Something like that would be great. As for Java learning… it’s on my list with about 5 other languages to learn before I die… I have a feeling it will be closer to when I die rather than tomorrow
So if you use the method described in my previous post and lock out adding goroups and users in Spark it should allow management or HR or whoever to see Everybody and send messages to them, but keep the minions from contacting or seeing user that they shouldn’t.
I’ll confirm this with some good ole testing… and this works, some what.
The HR group can indeed see the Minions groups and send messages/broadcasts to them. The Minions however cannot respond as the HR user shows as offline to the Minions.
Search is disabled as well as adding users to the Minions contacts list (from within Spark).
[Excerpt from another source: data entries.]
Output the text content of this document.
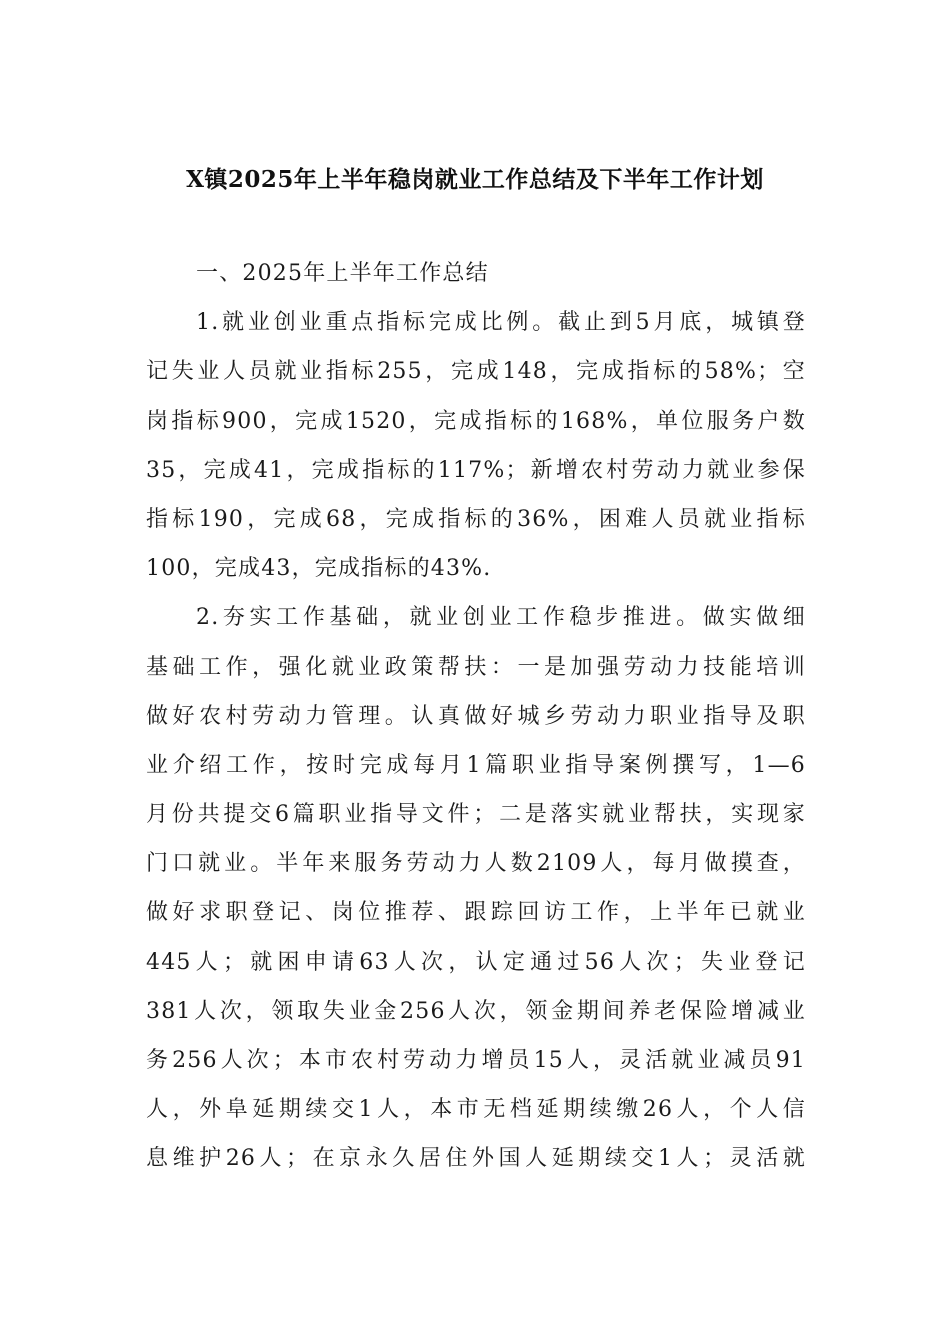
X镇2025年上半年稳岗就业工作总结及下半年工作计划
一、2025年上半年工作总结
1.就业创业重点指标完成比例。截止到5月底，城镇登
记失业人员就业指标255，完成148，完成指标的58%；空
岗指标900，完成1520，完成指标的168%，单位服务户数
35，完成41，完成指标的117%；新增农村劳动力就业参保
指标190，完成68，完成指标的36%，困难人员就业指标
100，完成43，完成指标的43%.
2.夯实工作基础，就业创业工作稳步推进。做实做细
基础工作，强化就业政策帮扶：一是加强劳动力技能培训
做好农村劳动力管理。认真做好城乡劳动力职业指导及职
业介绍工作，按时完成每月1篇职业指导案例撰写，1—6
月份共提交6篇职业指导文件；二是落实就业帮扶，实现家
门口就业。半年来服务劳动力人数2109人，每月做摸查，
做好求职登记、岗位推荐、跟踪回访工作，上半年已就业
445人；就困申请63人次，认定通过56人次；失业登记
381人次，领取失业金256人次，领金期间养老保险增减业
务256人次；本市农村劳动力增员15人，灵活就业减员91
人，外阜延期续交1人，本市无档延期续缴26人，个人信
息维护26人；在京永久居住外国人延期续交1人；灵活就
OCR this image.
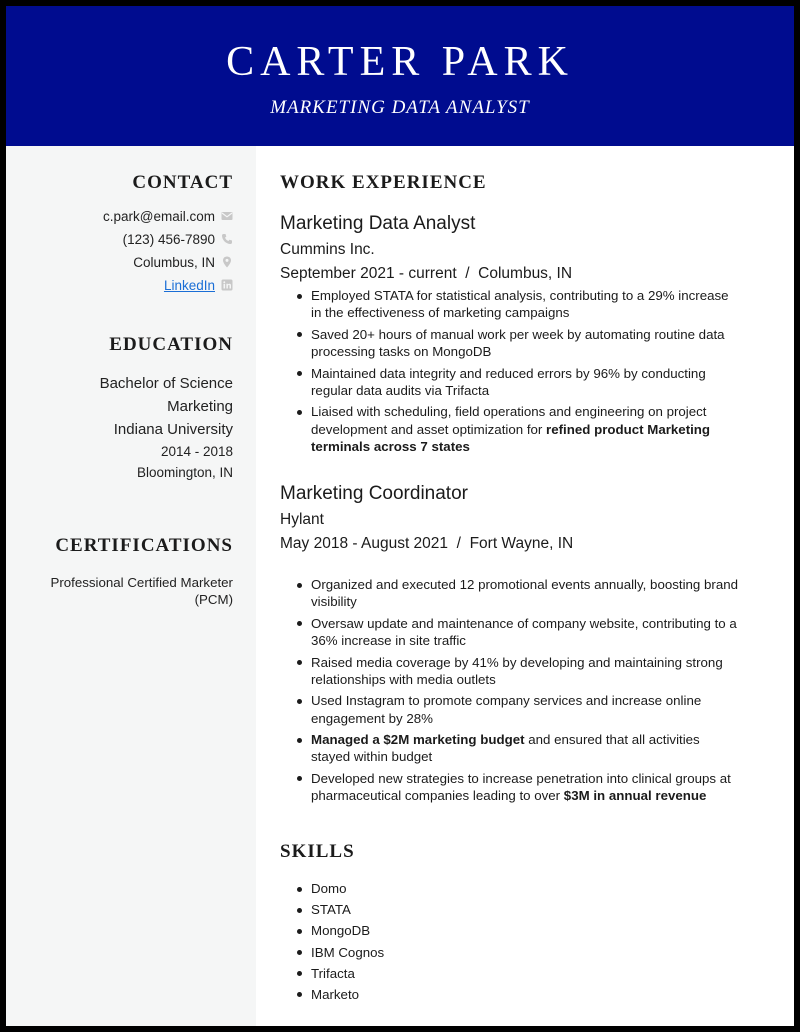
CARTER PARK
MARKETING DATA ANALYST
CONTACT
c.park@email.com
(123) 456-7890
Columbus, IN
LinkedIn
EDUCATION
Bachelor of Science
Marketing
Indiana University
2014 - 2018
Bloomington, IN
CERTIFICATIONS
Professional Certified Marketer
(PCM)
WORK EXPERIENCE
Marketing Data Analyst
Cummins Inc.
September 2021 - current  /  Columbus, IN
Employed STATA for statistical analysis, contributing to a 29% increase in the effectiveness of marketing campaigns
Saved 20+ hours of manual work per week by automating routine data processing tasks on MongoDB
Maintained data integrity and reduced errors by 96% by conducting regular data audits via Trifacta
Liaised with scheduling, field operations and engineering on project development and asset optimization for refined product Marketing terminals across 7 states
Marketing Coordinator
Hylant
May 2018 - August 2021  /  Fort Wayne, IN
Organized and executed 12 promotional events annually, boosting brand visibility
Oversaw update and maintenance of company website, contributing to a 36% increase in site traffic
Raised media coverage by 41% by developing and maintaining strong relationships with media outlets
Used Instagram to promote company services and increase online engagement by 28%
Managed a $2M marketing budget and ensured that all activities stayed within budget
Developed new strategies to increase penetration into clinical groups at pharmaceutical companies leading to over $3M in annual revenue
SKILLS
Domo
STATA
MongoDB
IBM Cognos
Trifacta
Marketo
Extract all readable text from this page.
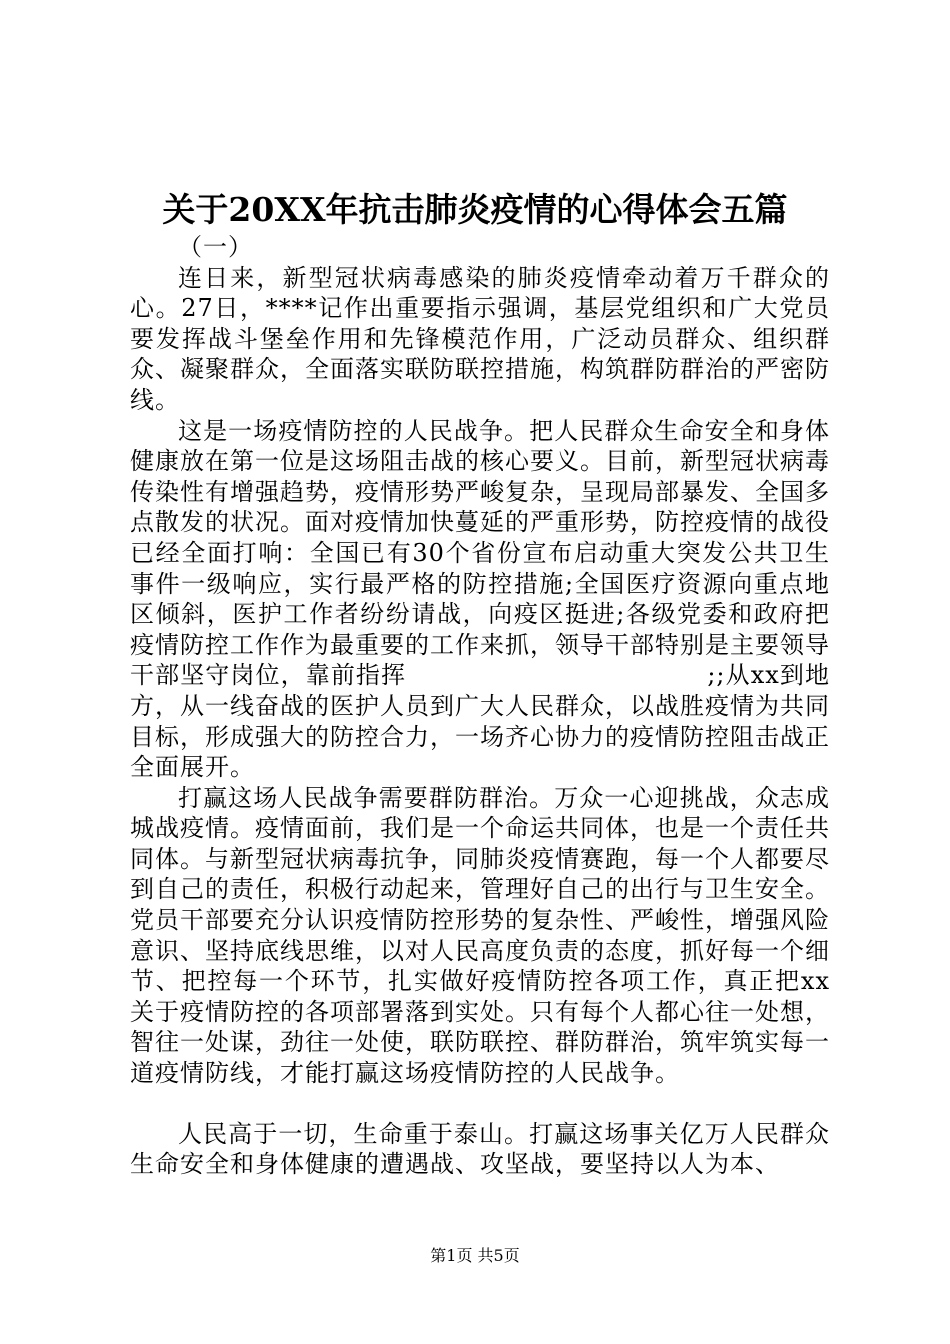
关于20XX年抗击肺炎疫情的心得体会五篇

（一）

连日来，新型冠状病毒感染的肺炎疫情牵动着万千群众的心。27日，****记作出重要指示强调，基层党组织和广大党员要发挥战斗堡垒作用和先锋模范作用，广泛动员群众、组织群众、凝聚群众，全面落实联防联控措施，构筑群防群治的严密防线。

这是一场疫情防控的人民战争。把人民群众生命安全和身体健康放在第一位是这场阻击战的核心要义。目前，新型冠状病毒传染性有增强趋势，疫情形势严峻复杂，呈现局部暴发、全国多点散发的状况。面对疫情加快蔓延的严重形势，防控疫情的战役已经全面打响：全国已有30个省份宣布启动重大突发公共卫生事件一级响应，实行最严格的防控措施;全国医疗资源向重点地区倾斜，医护工作者纷纷请战，向疫区挺进;各级党委和政府把疫情防控工作作为最重要的工作来抓，领导干部特别是主要领导干部坚守岗位，靠前指挥　　　　　　　　　　　　;;从xx到地方，从一线奋战的医护人员到广大人民群众，以战胜疫情为共同目标，形成强大的防控合力，一场齐心协力的疫情防控阻击战正全面展开。

打赢这场人民战争需要群防群治。万众一心迎挑战，众志成城战疫情。疫情面前，我们是一个命运共同体，也是一个责任共同体。与新型冠状病毒抗争，同肺炎疫情赛跑，每一个人都要尽到自己的责任，积极行动起来，管理好自己的出行与卫生安全。党员干部要充分认识疫情防控形势的复杂性、严峻性，增强风险意识、坚持底线思维，以对人民高度负责的态度，抓好每一个细节、把控每一个环节，扎实做好疫情防控各项工作，真正把xx关于疫情防控的各项部署落到实处。只有每个人都心往一处想，智往一处谋，劲往一处使，联防联控、群防群治，筑牢筑实每一道疫情防线，才能打赢这场疫情防控的人民战争。

人民高于一切，生命重于泰山。打赢这场事关亿万人民群众生命安全和身体健康的遭遇战、攻坚战，要坚持以人为本、

第1页 共5页
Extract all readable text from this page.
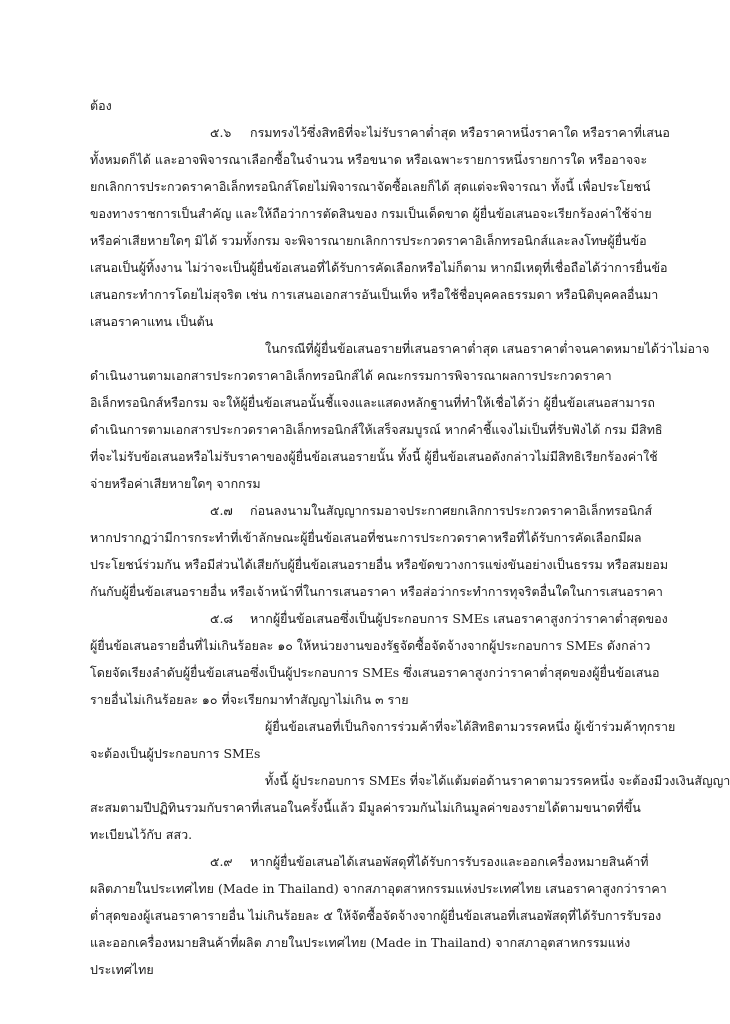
ต้อง

๕.๖ กรมทรงไว้ซึ่งสิทธิที่จะไม่รับราคาต่ำสุด หรือราคาหนึ่งราคาใด หรือราคาที่เสนอ

ทั้งหมดก็ได้ และอาจพิจารณาเลือกซื้อในจำนวน หรือขนาด หรือเฉพาะรายการหนึ่งรายการใด หรืออาจจะ

ยกเลิกการประกวดราคาอิเล็กทรอนิกส์โดยไม่พิจารณาจัดซื้อเลยก็ได้ สุดแต่จะพิจารณา ทั้งนี้ เพื่อประโยชน์

ของทางราชการเป็นสำคัญ และให้ถือว่าการตัดสินของ กรมเป็นเด็ดขาด ผู้ยื่นข้อเสนอจะเรียกร้องค่าใช้จ่าย

หรือค่าเสียหายใดๆ มิได้ รวมทั้งกรม จะพิจารณายกเลิกการประกวดราคาอิเล็กทรอนิกส์และลงโทษผู้ยื่นข้อ

เสนอเป็นผู้ทิ้งงาน ไม่ว่าจะเป็นผู้ยื่นข้อเสนอที่ได้รับการคัดเลือกหรือไม่ก็ตาม หากมีเหตุที่เชื่อถือได้ว่าการยื่นข้อ

เสนอกระทำการโดยไม่สุจริต เช่น การเสนอเอกสารอันเป็นเท็จ หรือใช้ชื่อบุคคลธรรมดา หรือนิติบุคคลอื่นมา

เสนอราคาแทน เป็นต้น

ในกรณีที่ผู้ยื่นข้อเสนอรายที่เสนอราคาต่ำสุด เสนอราคาต่ำจนคาดหมายได้ว่าไม่อาจ

ดำเนินงานตามเอกสารประกวดราคาอิเล็กทรอนิกส์ได้ คณะกรรมการพิจารณาผลการประกวดราคา

อิเล็กทรอนิกส์หรือกรม จะให้ผู้ยื่นข้อเสนอนั้นชี้แจงและแสดงหลักฐานที่ทำให้เชื่อได้ว่า ผู้ยื่นข้อเสนอสามารถ

ดำเนินการตามเอกสารประกวดราคาอิเล็กทรอนิกส์ให้เสร็จสมบูรณ์ หากคำชี้แจงไม่เป็นที่รับฟังได้ กรม มีสิทธิ

ที่จะไม่รับข้อเสนอหรือไม่รับราคาของผู้ยื่นข้อเสนอรายนั้น ทั้งนี้ ผู้ยื่นข้อเสนอดังกล่าวไม่มีสิทธิเรียกร้องค่าใช้

จ่ายหรือค่าเสียหายใดๆ จากกรม

๕.๗ ก่อนลงนามในสัญญากรมอาจประกาศยกเลิกการประกวดราคาอิเล็กทรอนิกส์

หากปรากฏว่ามีการกระทำที่เข้าลักษณะผู้ยื่นข้อเสนอที่ชนะการประกวดราคาหรือที่ได้รับการคัดเลือกมีผล

ประโยชน์ร่วมกัน หรือมีส่วนได้เสียกับผู้ยื่นข้อเสนอรายอื่น หรือขัดขวางการแข่งขันอย่างเป็นธรรม หรือสมยอม

กันกับผู้ยื่นข้อเสนอรายอื่น หรือเจ้าหน้าที่ในการเสนอราคา หรือส่อว่ากระทำการทุจริตอื่นใดในการเสนอราคา

๕.๘ หากผู้ยื่นข้อเสนอซึ่งเป็นผู้ประกอบการ SMEs เสนอราคาสูงกว่าราคาต่ำสุดของ

ผู้ยื่นข้อเสนอรายอื่นที่ไม่เกินร้อยละ ๑๐ ให้หน่วยงานของรัฐจัดซื้อจัดจ้างจากผู้ประกอบการ SMEs ดังกล่าว

โดยจัดเรียงลำดับผู้ยื่นข้อเสนอซึ่งเป็นผู้ประกอบการ SMEs ซึ่งเสนอราคาสูงกว่าราคาต่ำสุดของผู้ยื่นข้อเสนอ

รายอื่นไม่เกินร้อยละ ๑๐ ที่จะเรียกมาทำสัญญาไม่เกิน ๓ ราย

ผู้ยื่นข้อเสนอที่เป็นกิจการร่วมค้าที่จะได้สิทธิตามวรรคหนึ่ง ผู้เข้าร่วมค้าทุกราย

จะต้องเป็นผู้ประกอบการ SMEs

ทั้งนี้ ผู้ประกอบการ SMEs ที่จะได้แต้มต่อด้านราคาตามวรรคหนึ่ง จะต้องมีวงเงินสัญญา

สะสมตามปีปฏิทินรวมกับราคาที่เสนอในครั้งนี้แล้ว มีมูลค่ารวมกันไม่เกินมูลค่าของรายได้ตามขนาดที่ขึ้น

ทะเบียนไว้กับ สสว.

๕.๙ หากผู้ยื่นข้อเสนอได้เสนอพัสดุที่ได้รับการรับรองและออกเครื่องหมายสินค้าที่

ผลิตภายในประเทศไทย (Made in Thailand) จากสภาอุตสาหกรรมแห่งประเทศไทย เสนอราคาสูงกว่าราคา

ต่ำสุดของผู้เสนอราคารายอื่น ไม่เกินร้อยละ ๕ ให้จัดซื้อจัดจ้างจากผู้ยื่นข้อเสนอที่เสนอพัสดุที่ได้รับการรับรอง

และออกเครื่องหมายสินค้าที่ผลิต ภายในประเทศไทย (Made in Thailand) จากสภาอุตสาหกรรมแห่ง

ประเทศไทย
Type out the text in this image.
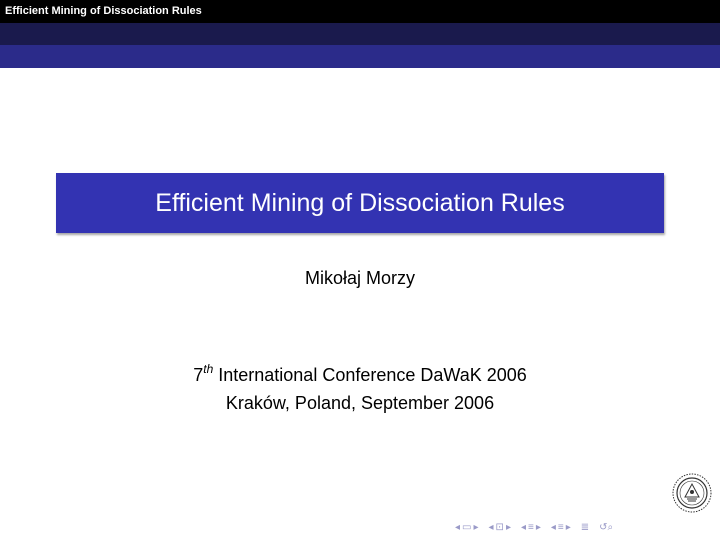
Efficient Mining of Dissociation Rules
Efficient Mining of Dissociation Rules
Mikołaj Morzy
7th International Conference DaWaK 2006
Kraków, Poland, September 2006
◂ ▭ ▸ ◂ ⊡ ▸ ◂ ≡ ▸ ◂ ≡ ▸ ≣ ↺⌕
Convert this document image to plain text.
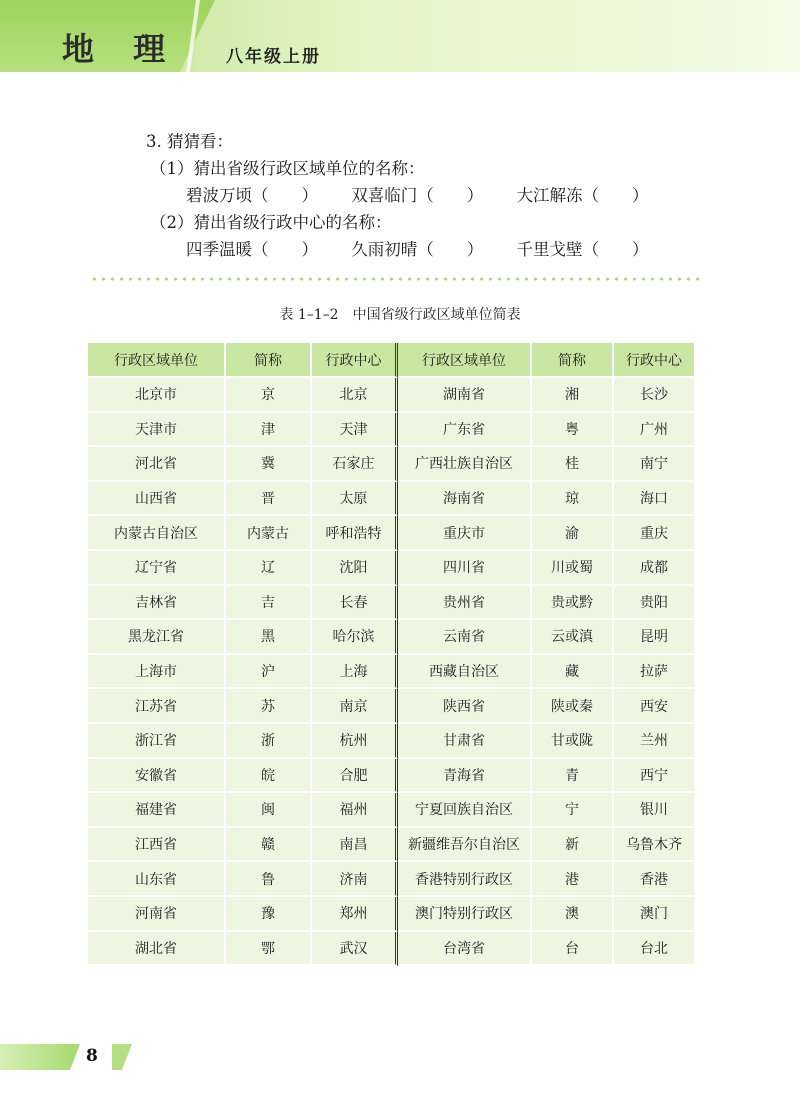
地 理	八年级上册
3. 猜猜看：
（1）猜出省级行政区域单位的名称：
碧波万顷（　　） 双喜临门（　　） 大江解冻（　　）
（2）猜出省级行政中心的名称：
四季温暖（　　） 久雨初晴（　　） 千里戈壁（　　）
表 1–1–2 中国省级行政区域单位简表
行政区域单位	简称	行政中心	行政区域单位	简称	行政中心
北京市	京	北京	湖南省	湘	长沙
天津市	津	天津	广东省	粤	广州
河北省	冀	石家庄	广西壮族自治区	桂	南宁
山西省	晋	太原	海南省	琼	海口
内蒙古自治区	内蒙古	呼和浩特	重庆市	渝	重庆
辽宁省	辽	沈阳	四川省	川或蜀	成都
吉林省	吉	长春	贵州省	贵或黔	贵阳
黑龙江省	黑	哈尔滨	云南省	云或滇	昆明
上海市	沪	上海	西藏自治区	藏	拉萨
江苏省	苏	南京	陕西省	陕或秦	西安
浙江省	浙	杭州	甘肃省	甘或陇	兰州
安徽省	皖	合肥	青海省	青	西宁
福建省	闽	福州	宁夏回族自治区	宁	银川
江西省	赣	南昌	新疆维吾尔自治区	新	乌鲁木齐
山东省	鲁	济南	香港特别行政区	港	香港
河南省	豫	郑州	澳门特别行政区	澳	澳门
湖北省	鄂	武汉	台湾省	台	台北
8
So sould I do some wizardry with the Packet Filter to allow messages to HR from the Minions as long as the contact was initiated by HR.
So HR whats to know why Minion #5 didn’t clock out yesterday. So HR sends message to Minion #5 and says “What up wit’ dat?”. Minion #5 should be able to respond to HR in the window that came up but not add them to thier contacts list. I’m hoping this is also a task that can be done.